HTC has also reconfigured the lock screen. Rather than the circular Jelly Bean look, the Droid DNA has a silver ring that's dragged upward to unlock the phone. To jump directly into a dock app, you just drag the icon of your choosing into the ring. The DNA's ample stats make all of this happen in an instant.
HTC's Sense 4+ is mostly inoffensive, but not helpful either. We prefer the simpler aesthetic of vanilla Jelly Bean. While its signature Widget provides useful info, we found it unreliable. Also, the fact that it can't be resized makes it feel a bit behind the times.

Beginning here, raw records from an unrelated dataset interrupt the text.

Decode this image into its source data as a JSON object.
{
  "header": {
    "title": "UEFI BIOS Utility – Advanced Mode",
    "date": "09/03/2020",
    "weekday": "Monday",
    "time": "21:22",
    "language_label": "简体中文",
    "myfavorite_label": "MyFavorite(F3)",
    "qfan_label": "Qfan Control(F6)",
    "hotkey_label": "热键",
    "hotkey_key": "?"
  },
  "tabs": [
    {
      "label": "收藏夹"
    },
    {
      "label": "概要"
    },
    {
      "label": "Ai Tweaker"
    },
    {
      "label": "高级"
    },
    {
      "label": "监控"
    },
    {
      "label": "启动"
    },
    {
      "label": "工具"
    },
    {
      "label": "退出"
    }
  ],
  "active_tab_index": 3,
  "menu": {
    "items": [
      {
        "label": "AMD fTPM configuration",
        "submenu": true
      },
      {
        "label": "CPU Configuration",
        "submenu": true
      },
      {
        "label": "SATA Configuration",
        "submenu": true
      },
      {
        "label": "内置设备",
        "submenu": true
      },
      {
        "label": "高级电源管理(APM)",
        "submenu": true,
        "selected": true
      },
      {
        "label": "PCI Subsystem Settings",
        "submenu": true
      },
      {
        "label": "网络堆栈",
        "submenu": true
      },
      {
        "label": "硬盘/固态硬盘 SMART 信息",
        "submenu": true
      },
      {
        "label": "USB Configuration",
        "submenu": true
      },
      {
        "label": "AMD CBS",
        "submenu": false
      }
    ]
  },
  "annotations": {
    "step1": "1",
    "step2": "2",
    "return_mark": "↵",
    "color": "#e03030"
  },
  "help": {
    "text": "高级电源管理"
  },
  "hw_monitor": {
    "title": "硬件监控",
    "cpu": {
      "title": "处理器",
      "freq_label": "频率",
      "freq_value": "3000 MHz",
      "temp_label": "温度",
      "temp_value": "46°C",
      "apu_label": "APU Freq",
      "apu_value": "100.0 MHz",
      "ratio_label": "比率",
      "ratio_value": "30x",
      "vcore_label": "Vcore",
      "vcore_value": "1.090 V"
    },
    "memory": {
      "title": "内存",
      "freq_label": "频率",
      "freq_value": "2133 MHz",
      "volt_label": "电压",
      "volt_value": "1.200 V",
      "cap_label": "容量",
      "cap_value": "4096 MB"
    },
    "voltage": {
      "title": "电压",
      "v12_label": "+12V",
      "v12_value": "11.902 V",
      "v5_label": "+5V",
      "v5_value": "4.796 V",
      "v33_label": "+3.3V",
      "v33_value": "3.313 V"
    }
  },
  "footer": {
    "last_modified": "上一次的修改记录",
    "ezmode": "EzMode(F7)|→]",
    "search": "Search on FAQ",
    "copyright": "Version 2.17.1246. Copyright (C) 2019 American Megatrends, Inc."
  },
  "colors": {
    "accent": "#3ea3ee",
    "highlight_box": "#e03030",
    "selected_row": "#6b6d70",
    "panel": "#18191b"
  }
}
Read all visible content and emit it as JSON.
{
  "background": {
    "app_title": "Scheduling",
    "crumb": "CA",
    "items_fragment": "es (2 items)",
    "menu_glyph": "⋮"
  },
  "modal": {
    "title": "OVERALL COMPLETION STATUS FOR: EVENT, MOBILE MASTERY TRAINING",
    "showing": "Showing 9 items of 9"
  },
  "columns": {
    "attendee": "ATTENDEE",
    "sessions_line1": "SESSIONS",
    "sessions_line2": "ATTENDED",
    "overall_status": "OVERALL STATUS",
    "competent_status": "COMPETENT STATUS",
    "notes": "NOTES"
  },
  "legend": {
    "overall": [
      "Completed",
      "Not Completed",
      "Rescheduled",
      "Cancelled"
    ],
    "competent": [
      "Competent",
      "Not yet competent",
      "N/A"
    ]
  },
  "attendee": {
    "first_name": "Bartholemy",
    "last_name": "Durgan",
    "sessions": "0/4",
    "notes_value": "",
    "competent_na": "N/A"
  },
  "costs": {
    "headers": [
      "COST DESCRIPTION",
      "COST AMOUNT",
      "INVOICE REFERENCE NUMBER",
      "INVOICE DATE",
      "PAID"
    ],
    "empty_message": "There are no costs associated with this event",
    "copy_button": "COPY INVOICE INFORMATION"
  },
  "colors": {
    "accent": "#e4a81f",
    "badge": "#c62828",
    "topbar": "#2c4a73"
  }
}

Still, HTC's goofy UI choices certainly aren't enough to drive away consumers, but begrudging and tech savvy users may end up rooting their DNA and removing it altogether.
Contacts and Calling
Importing your contacts to an Android phone has never been difficult. No matter what your preferred digital address book is, you can have all your familiar names and face on the Droid DNA by HTC in a matter of seconds.
However, if you're a Gmail user, you'll find the process especially easy, to the point where we recommend making an account if, for nothing more, than for importing purposes.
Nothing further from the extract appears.